Highlights
- China's rare earth price index rose to 283.2 on April 21, 2026—nearly 2.8 times the 2010 baseline—driven by sharp increases in magnet-linked materials like PrNd oxide, terbium, and neodymium, while commodity light rare earths remained flat.
- The market shows clear bifurcation: strategic magnet materials critical for EVs, advanced motors, and defense are tightening and gaining strength, while lower-value light rare earths like cerium and lanthanum stay subdued, signaling concentrated demand in high-performance applications.
- China maintains dominant pricing power over rare earths through state influence and opaque domestic markets, while ex-China pricing offers no transparent alternative—remaining fragmented, thinly traded, and shaped by bilateral contracts under Chinese supply dominance.
China’s rare earth price index rose to 283.2 on April 21, 2026, according to data published by the China Association of Rare Earth Industry. With 2010 set as the base year at 100, the index now stands at nearly 2.8 times that baseline.

The chart shows a market that was relatively range-bound through much of 2024 and early 2025, then turned sharply higher in the second half of 2025, with volatility increasing into early 2026. The broad direction is clear: strategic rare earth prices inside China have strengthened materially.
But this should be read with caution. This is not a transparent market-clearing benchmark in the Western sense. The index is calculated from daily transaction averages reported by domestic rare earth enterprises in China, which means it reflects a market shaped by state ownership, industrial policy, licensing controls, and administrative influence.
Magnet Materials Lead the Move
The strongest signals are again coming from magnet-linked materials.
On April 21, the published domestic reference ranges included:
- PrNd oxide at ¥805.3–825.3/kg, or about $111.85–$114.63/kg at roughly 7.2 RMB/USD, and marked up.
- PrNd metal came in at ¥980.2–1000.2/kg, or about $136.14–$138.92/kg, also up.
Dysprosium oxide was listed at ¥1350–1390/kg, or about $187.50–$193.06/kg, and was flat. Terbium oxide stood at ¥854.4–874.4/kg, or about $118.67–$121.44/kg, and was up. Neodymium oxide itself was lower than PrNd oxide, at ¥539.0–559.0/kg, or about $74.86–$77.64/kg, also up.
Meanwhile, lower-value light rare earths remained comparatively subdued. Cerium oxide was flat at ¥4.0–6.0/kg and lanthanum oxide was flat at ¥13.4–15.4/kg, reinforcing the divide between commodity-like light rare earths and strategically important magnet materials.
A Bifurcated Market Is Taking Shape
The table points to a split market. The materials tied most directly to permanent magnets, electrified mobility, advanced motors, and defense applications are firm or rising. Much of the lower-value light rare earth complex is flat.
That pattern matters. It suggests that the strongest pricing momentum remains concentrated in the parts of the rare earth chain that matter most for high-performance magnets and strategic manufacturing, rather than indicating a broad-based industrial upswing across the entire complex.

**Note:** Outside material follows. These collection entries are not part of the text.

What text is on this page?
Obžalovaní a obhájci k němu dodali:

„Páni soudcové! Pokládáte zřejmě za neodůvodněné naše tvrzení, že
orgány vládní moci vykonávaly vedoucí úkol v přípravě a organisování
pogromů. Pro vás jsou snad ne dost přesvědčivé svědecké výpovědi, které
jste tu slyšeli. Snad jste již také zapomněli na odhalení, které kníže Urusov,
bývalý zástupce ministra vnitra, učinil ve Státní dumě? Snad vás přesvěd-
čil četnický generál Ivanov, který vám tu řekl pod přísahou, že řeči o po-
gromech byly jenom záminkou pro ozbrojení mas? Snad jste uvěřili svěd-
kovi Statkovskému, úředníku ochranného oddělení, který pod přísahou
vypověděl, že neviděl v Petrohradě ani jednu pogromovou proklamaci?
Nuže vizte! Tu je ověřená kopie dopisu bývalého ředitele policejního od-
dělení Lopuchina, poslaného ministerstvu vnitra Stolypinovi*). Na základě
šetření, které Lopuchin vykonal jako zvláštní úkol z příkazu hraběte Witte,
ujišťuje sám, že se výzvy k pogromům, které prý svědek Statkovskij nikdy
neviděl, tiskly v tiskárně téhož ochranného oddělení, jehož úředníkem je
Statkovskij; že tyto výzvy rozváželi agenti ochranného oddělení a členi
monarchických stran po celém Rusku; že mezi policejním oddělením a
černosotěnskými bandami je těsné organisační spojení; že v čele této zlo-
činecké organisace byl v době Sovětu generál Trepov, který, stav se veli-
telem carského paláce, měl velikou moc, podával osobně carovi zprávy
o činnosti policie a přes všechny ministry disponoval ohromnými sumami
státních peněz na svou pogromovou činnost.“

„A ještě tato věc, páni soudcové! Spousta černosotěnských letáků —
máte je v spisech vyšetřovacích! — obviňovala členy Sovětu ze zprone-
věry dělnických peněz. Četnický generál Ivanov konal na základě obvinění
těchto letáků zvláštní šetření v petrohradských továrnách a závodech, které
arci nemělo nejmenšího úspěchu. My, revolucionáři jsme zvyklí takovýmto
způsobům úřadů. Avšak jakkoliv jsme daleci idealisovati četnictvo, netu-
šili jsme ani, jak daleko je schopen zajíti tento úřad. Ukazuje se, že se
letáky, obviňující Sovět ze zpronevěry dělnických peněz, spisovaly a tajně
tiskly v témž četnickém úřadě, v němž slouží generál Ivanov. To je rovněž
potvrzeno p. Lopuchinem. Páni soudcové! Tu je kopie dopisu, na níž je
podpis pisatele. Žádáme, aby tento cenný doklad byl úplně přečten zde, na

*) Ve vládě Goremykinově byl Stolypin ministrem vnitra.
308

Holmium also showed strength, with holmium oxide and holmium metal both showing higher levels, while dysprosium remained stable at elevated levels. In practical terms, the heavy rare earth segment remains tight, even as day-to-day price movements are uneven.
What It Means for the West
There is no technical breakthrough in this update. The significance is structural.
China continues to dominate the reference-pricing environment for rare earths, especially for those linked to magnets. That gives Western buyers little real price discovery.
And the so-called ex-China price is not a true, transparent benchmark either. Those markets are often thinly traded, opaque, negotiated through bilateral contracts, and shaped by volume, end-use restrictions, delivery terms, and geopolitical risk premiums. Plus, the terms of these agreements are highly confidential in most cases. Although some agencies pay for access to snippets of deidentified numbers.
So while the domestic Chinese index is not a free-market price, ex-China pricing is not a clean alternative. It is often better understood as fragmented negotiated pricing under Chinese supply dominance.
Bottom Line
China’s April 21 data show a rare earth market that is still tightening where it matters most: PrNd, terbium, dysprosium, and related magnet materials. Light rare earths remain weak by comparison.
The takeaway is not simply that prices are up. It is that strategic pricing power remains centered in China, and the materials gaining strength are those most critical to electric vehicles, advanced motors, and defense supply chains.
Disclaimer: This report is based on pricing data published by the China Association of Rare Earth Industry, drawing on domestic enterprise transaction data. The information originates from a Chinese industry body operating within a state-influenced industrial system and should be independently verified. These prices should not be interpreted as equivalent to transparent global market prices.